Rendre hystérique le public cannois en pleine projection, grâce à une scène jubilatoire qui va enflammer les salles, c'est l'un des miracles de Toni Erdmann. Maren Ade aurait pu tomber dans le pathos, le mélo facile. Mais elle évite ces écueils avec un scénario en béton et des acteurs en état de grâce, Peter Simonischek et Sandra Hüller. Ils sont Winfried le père, retraité roi de la blague à deux balles, adepte du coussin péteur et sa fille Ines, businesswoman coincée. Pour renouer avec sa fille, Winfried se crée un personnage Toni Erdmann, faux dentier, perruque de travers, qui va envahir la vie d'Ines à Bucarest en Roumanie, où elle travaille pour une multinationale.

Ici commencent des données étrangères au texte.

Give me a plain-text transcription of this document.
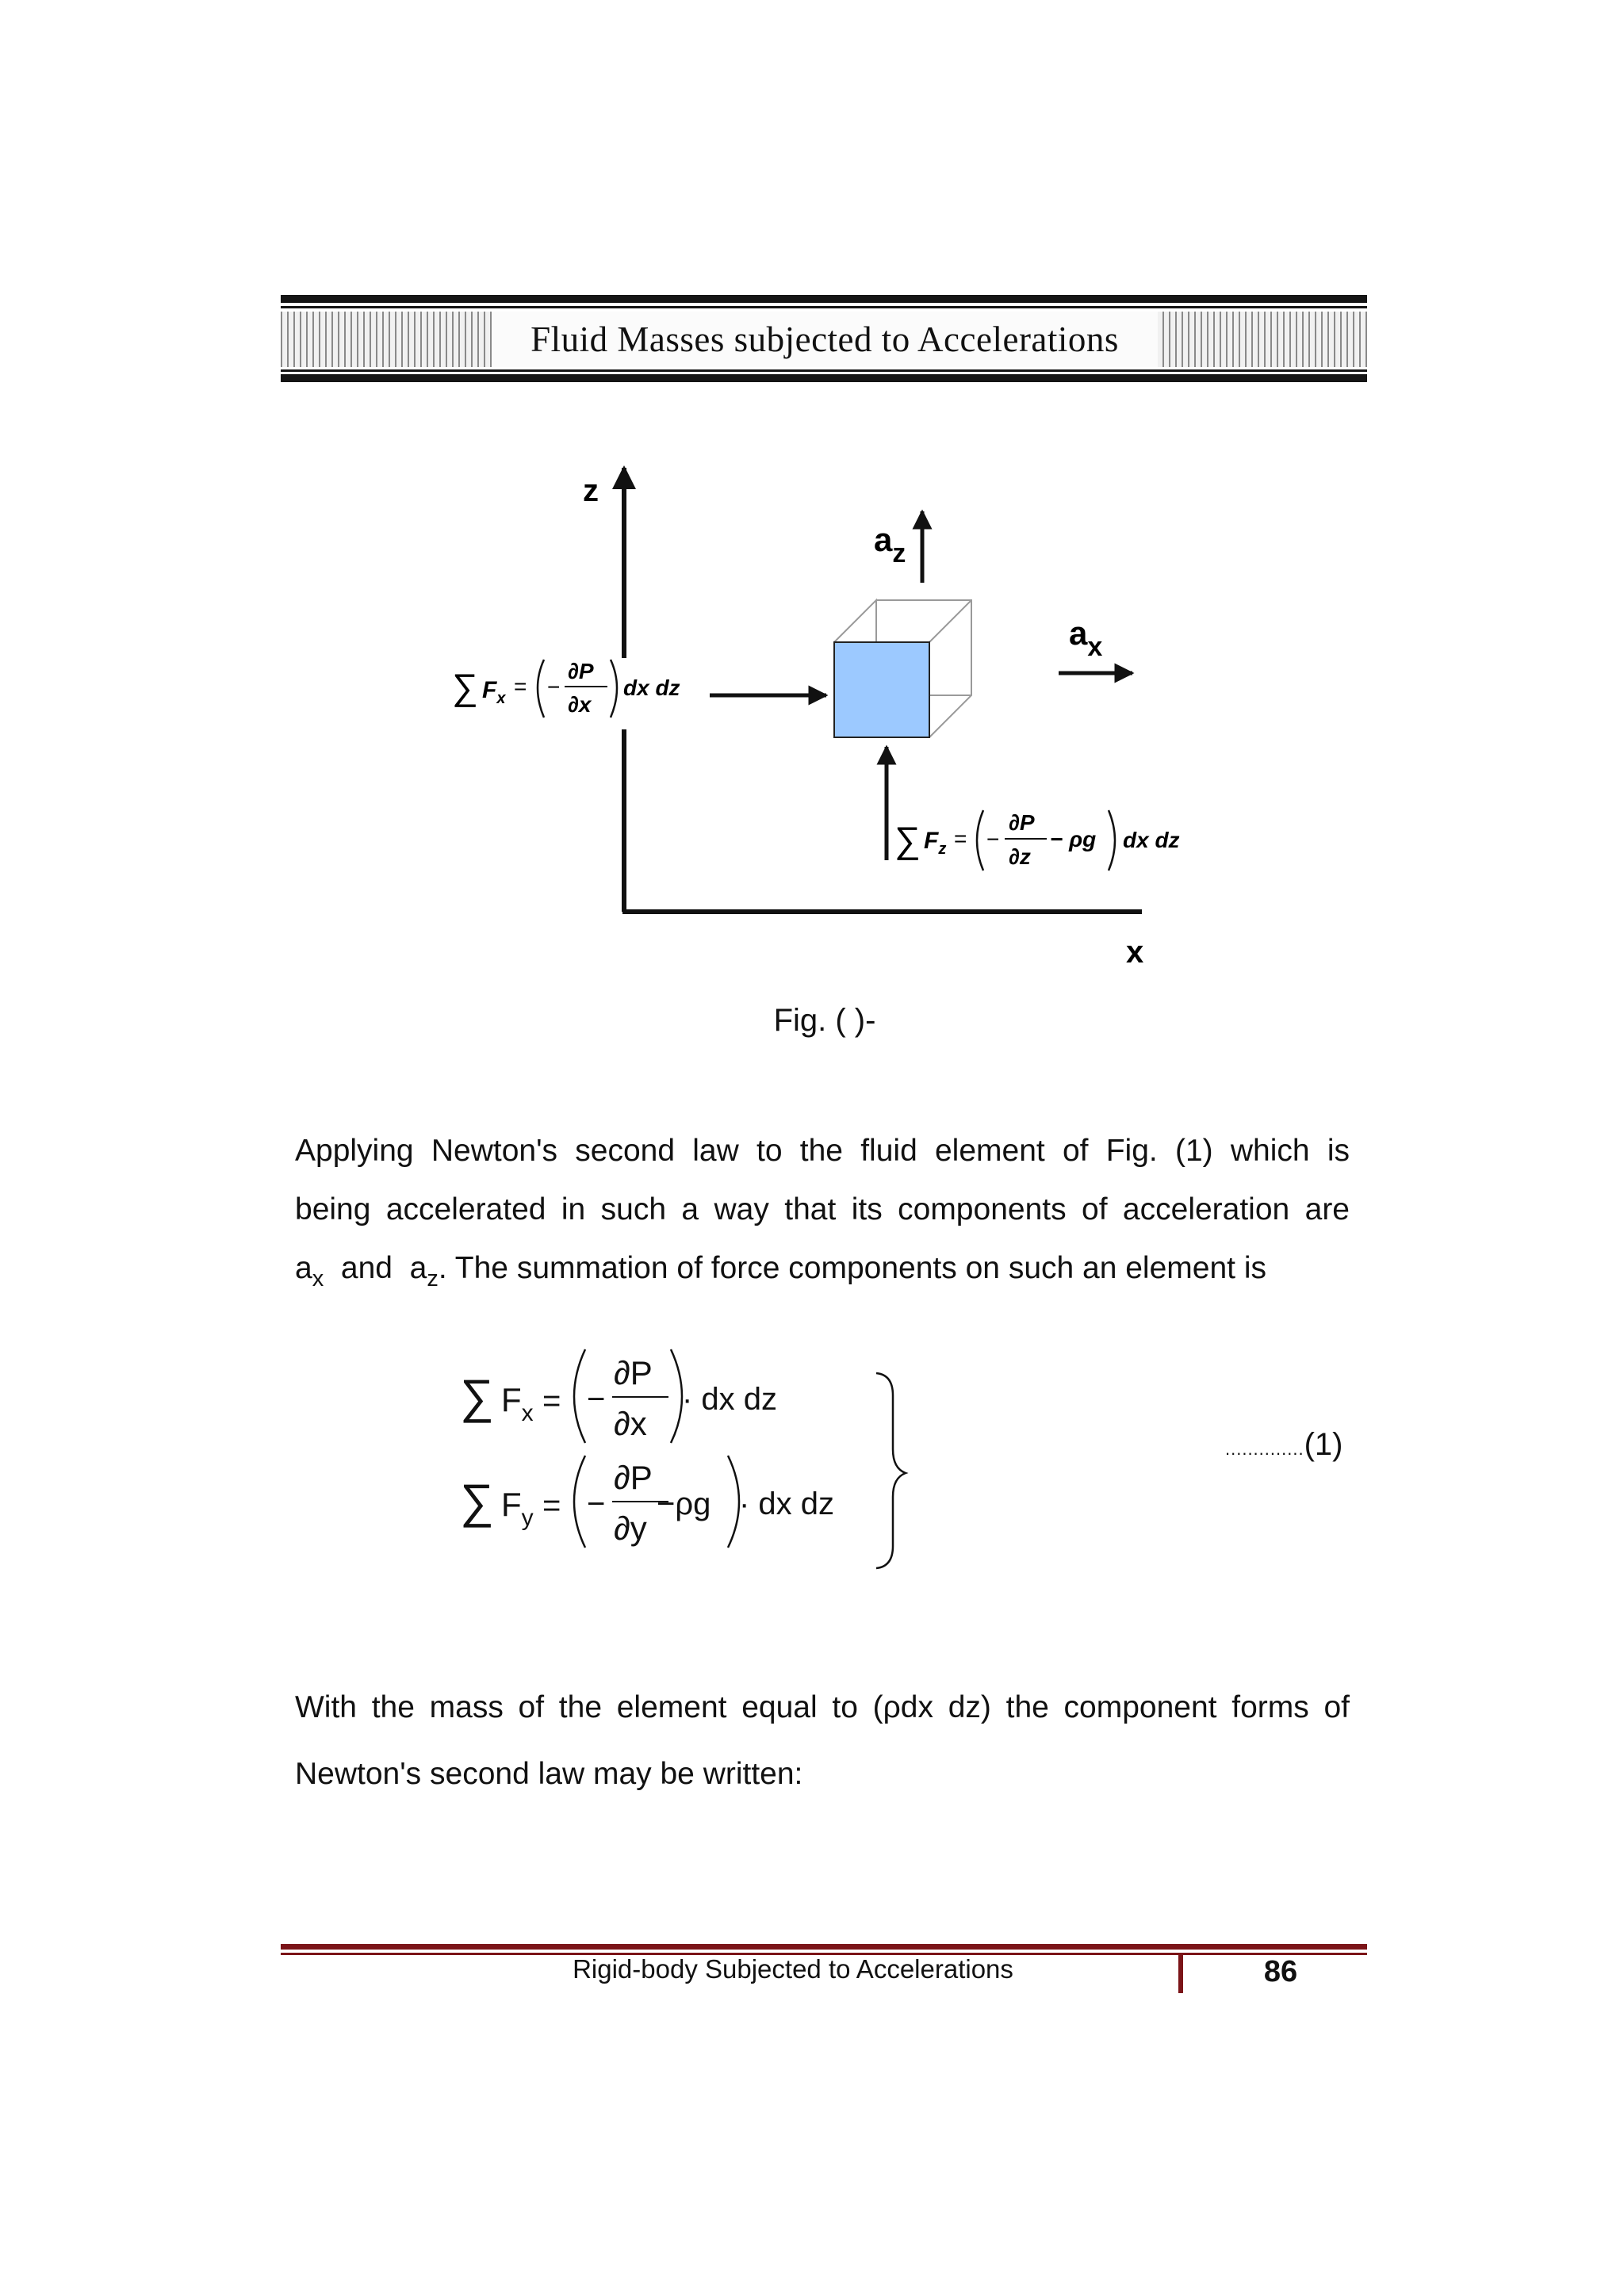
Fluid Masses subjected to Accelerations
z
x
$a_z$
$a_x$
∑ $F_x$ = −
∂P
∂x
dx dz
∑ $F_z$ = −
∂P
∂z
− ρg dx dz
Fig. ( )-
Applying Newton's second law to the fluid element of Fig. (1) which is
being accelerated in such a way that its components of acceleration are
$a_x$ and $a_z$. The summation of force components on such an element is
∑ $F_x$ = −
∂P
∂x
· dx dz
∑ $F_y$ = −
∂P
∂y
−ρg · dx dz
..............(1)
With the mass of the element equal to (ρdx dz) the component forms of
Newton's second law may be written:
Rigid-body Subjected to Accelerations	86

Un film drôle, politique et poétique

L'humour irrésistible de Toni Erdmann n'est pas le seul ressort de ce film, Maren Ade parle aussi du fossé entre la génération post soixante-huitarde du père et celle de la fille, obsédée par la réussite sociale.

Maren Ade porte également un regard pertinent sur la Roumanie d'aujourd'hui, son film est  aussi politique, poétique. Elle a surtout un sens du rythme remarquable, capable d'égarer le spectateur dans les folies de son personnage pour mieux le surprendre avec des scènes cathartiques, où fait rarissime en salles, le public communie avec les acteurs, au-delà de l'écran.